WTO and Food Security: Biting the Hand that Feeds the Poor
This is the first of a two-part article series. Read part two here.
Since 2013, controversy has swirled around India’s National Food Security Act (NFSA), the most ambitious food security initiative in the world, with its plans to buy food grains from small-scale farmers to distribute to some 840 million poor Indians, two-thirds of the country’s people. The controversy came at the World Trade Organization (WTO), where the U.S. government accused India of unfairly subsidizing its farmers by paying a support price above market prices.
At the WTO biannual ministerial conference in Bali, India stood firm, questioning the subsidy calculation as an artifact of old WTO rulemaking and asserting that, in any case, such programs that are used for legitimate food security purposes should be exempt from such restrictions. The conflict nearly torpedoed the WTO’s modest negotiated agreements in Bali, but a “Peace Clause” granted India and other developing countries with such programs a grace period while negotiators tried to reach a permanent solution. (See my coverage of the controversy here.)

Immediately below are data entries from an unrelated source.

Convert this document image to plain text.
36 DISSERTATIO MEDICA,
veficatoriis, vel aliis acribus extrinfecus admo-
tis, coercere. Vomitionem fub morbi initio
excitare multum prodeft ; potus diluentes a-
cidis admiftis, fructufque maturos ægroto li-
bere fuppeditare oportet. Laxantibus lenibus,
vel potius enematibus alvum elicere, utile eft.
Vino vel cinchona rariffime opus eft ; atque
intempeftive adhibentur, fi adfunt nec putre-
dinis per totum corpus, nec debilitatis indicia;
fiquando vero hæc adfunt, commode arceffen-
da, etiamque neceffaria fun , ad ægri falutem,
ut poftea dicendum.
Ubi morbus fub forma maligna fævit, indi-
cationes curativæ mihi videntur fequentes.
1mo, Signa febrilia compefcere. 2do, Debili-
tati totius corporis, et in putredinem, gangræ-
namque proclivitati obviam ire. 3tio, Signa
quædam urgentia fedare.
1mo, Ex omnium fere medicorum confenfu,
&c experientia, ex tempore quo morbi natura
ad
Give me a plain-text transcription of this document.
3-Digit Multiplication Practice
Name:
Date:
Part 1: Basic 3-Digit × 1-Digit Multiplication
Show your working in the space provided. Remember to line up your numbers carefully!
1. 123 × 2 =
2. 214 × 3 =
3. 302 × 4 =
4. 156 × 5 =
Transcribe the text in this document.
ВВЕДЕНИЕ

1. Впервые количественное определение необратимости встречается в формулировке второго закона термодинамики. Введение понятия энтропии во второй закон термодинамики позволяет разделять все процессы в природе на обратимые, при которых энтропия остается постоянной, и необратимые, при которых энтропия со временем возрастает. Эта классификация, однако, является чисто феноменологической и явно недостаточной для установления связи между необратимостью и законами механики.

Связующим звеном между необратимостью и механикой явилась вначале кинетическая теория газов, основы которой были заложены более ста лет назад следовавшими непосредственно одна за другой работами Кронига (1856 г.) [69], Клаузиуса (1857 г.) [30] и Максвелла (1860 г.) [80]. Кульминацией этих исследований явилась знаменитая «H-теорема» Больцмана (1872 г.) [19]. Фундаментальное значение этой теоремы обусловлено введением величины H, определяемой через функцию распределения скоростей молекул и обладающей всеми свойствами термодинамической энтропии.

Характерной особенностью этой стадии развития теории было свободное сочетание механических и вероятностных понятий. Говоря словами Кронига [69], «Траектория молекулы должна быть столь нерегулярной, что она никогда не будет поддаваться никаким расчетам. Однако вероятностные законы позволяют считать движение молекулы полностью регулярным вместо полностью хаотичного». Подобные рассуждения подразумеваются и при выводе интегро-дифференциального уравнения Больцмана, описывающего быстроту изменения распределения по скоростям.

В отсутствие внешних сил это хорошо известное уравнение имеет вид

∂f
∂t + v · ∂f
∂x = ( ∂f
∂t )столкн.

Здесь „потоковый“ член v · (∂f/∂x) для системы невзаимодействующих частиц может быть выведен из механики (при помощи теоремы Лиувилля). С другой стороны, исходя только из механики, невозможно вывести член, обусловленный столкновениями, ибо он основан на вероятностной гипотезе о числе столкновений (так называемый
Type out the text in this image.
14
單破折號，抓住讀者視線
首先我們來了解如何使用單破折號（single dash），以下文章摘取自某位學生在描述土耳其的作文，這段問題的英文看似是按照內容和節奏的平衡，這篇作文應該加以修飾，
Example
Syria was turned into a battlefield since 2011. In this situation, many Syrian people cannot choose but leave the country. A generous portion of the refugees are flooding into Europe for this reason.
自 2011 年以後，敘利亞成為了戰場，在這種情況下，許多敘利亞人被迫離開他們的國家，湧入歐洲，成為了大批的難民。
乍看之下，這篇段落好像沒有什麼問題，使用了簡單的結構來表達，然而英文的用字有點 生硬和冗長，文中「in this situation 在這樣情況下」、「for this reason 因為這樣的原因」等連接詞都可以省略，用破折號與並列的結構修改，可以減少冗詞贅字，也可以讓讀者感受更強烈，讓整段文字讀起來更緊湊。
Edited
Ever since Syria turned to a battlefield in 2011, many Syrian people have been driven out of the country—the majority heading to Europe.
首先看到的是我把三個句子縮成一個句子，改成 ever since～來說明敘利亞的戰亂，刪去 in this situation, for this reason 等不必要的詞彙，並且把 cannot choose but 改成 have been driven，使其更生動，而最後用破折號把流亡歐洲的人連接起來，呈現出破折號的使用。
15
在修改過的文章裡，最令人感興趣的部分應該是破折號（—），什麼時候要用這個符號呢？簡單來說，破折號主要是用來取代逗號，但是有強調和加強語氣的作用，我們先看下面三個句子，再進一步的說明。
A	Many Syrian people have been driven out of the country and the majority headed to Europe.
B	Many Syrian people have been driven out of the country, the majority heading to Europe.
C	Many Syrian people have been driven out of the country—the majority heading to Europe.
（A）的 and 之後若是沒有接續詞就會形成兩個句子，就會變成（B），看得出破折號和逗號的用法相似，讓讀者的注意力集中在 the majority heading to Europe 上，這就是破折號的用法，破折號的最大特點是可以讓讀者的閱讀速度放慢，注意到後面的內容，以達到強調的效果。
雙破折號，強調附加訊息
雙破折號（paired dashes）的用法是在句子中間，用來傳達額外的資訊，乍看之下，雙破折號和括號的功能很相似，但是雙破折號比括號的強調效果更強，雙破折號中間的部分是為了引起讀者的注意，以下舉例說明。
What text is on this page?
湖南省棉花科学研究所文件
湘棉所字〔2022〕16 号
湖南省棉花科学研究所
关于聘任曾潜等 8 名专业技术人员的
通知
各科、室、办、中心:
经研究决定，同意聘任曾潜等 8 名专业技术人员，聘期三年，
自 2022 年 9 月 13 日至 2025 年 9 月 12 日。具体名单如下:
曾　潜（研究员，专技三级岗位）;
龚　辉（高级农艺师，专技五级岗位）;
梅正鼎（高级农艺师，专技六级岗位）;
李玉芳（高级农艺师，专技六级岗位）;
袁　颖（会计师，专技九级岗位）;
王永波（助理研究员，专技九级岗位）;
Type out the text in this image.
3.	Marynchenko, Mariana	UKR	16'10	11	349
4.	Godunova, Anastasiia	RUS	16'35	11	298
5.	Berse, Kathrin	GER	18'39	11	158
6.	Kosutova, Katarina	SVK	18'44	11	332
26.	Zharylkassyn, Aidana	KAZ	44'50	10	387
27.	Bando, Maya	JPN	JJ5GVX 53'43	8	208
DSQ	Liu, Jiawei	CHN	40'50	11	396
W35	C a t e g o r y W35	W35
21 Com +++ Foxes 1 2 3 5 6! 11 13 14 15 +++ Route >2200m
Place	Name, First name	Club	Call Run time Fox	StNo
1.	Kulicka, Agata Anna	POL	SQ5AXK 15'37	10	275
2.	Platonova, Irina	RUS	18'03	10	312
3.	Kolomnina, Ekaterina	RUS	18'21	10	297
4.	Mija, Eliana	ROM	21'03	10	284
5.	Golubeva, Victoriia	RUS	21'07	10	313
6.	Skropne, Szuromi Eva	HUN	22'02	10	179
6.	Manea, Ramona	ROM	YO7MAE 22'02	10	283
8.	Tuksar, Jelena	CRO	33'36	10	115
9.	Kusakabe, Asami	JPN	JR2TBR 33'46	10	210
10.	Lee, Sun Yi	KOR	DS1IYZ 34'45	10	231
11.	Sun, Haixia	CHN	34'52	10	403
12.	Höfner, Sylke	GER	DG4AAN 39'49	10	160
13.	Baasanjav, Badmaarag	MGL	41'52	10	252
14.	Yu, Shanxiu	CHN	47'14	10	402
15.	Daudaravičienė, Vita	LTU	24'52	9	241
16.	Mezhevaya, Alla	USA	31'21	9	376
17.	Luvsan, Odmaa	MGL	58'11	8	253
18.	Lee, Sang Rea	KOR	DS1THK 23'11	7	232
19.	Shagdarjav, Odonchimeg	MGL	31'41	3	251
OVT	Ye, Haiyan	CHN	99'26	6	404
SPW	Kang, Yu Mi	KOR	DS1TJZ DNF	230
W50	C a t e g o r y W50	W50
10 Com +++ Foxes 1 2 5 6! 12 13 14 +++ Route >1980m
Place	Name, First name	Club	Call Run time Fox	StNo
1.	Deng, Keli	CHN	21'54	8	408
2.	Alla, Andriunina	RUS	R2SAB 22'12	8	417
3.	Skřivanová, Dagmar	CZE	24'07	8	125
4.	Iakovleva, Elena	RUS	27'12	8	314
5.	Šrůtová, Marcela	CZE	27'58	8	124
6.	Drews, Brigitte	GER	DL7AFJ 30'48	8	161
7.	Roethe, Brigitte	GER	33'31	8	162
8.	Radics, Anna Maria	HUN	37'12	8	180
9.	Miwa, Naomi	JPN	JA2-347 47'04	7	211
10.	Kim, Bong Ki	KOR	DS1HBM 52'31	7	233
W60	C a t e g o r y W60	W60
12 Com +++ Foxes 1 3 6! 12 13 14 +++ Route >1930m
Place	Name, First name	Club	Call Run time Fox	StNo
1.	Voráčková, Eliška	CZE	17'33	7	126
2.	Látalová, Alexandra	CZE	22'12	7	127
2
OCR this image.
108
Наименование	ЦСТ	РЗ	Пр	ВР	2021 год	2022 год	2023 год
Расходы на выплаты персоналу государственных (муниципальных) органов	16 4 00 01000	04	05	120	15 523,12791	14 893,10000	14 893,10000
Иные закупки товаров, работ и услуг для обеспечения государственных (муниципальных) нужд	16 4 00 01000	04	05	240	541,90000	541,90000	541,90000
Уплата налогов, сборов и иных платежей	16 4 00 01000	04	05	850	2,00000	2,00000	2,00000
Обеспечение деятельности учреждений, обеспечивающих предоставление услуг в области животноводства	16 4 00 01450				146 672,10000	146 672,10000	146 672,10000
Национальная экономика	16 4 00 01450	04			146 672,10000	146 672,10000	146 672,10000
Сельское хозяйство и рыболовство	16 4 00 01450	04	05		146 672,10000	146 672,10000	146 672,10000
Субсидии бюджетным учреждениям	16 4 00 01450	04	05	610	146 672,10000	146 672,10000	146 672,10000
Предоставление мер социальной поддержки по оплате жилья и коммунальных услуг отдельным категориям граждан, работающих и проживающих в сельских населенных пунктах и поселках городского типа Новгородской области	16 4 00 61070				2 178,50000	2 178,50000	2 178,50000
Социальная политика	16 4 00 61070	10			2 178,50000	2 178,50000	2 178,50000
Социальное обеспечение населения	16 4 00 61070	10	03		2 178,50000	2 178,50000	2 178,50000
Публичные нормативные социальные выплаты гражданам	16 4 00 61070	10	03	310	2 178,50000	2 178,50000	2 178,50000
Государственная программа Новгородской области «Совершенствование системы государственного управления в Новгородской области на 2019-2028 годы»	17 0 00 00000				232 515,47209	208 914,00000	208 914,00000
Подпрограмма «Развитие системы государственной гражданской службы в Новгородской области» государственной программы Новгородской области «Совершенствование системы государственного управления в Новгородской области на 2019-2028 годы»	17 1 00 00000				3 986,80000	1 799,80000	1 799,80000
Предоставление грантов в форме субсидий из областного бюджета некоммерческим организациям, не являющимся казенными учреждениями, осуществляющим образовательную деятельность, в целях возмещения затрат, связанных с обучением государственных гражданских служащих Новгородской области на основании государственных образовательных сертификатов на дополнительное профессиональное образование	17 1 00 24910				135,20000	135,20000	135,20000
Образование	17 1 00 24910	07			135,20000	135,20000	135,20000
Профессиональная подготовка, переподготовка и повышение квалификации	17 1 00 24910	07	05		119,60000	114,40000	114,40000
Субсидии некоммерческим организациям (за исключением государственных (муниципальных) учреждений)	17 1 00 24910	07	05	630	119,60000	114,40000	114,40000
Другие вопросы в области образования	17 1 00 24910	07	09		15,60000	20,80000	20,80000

That grace period is up now, as trade ministers from across the globe board planes for the December 10 opening of the WTO’s 11th Ministerial Conference in Buenos Aires, Argentina. With no progress on the matter at the 2015 conference in Nairobi, Kenya, India and other developing countries have called for a simple exemption of such programs from WTO restrictions. U.S. negotiators, themselves under fire for “dumping” agricultural surpluses on global markets at prices below the costs of production, are demanding more restrictive measures and further concessions from developing countries.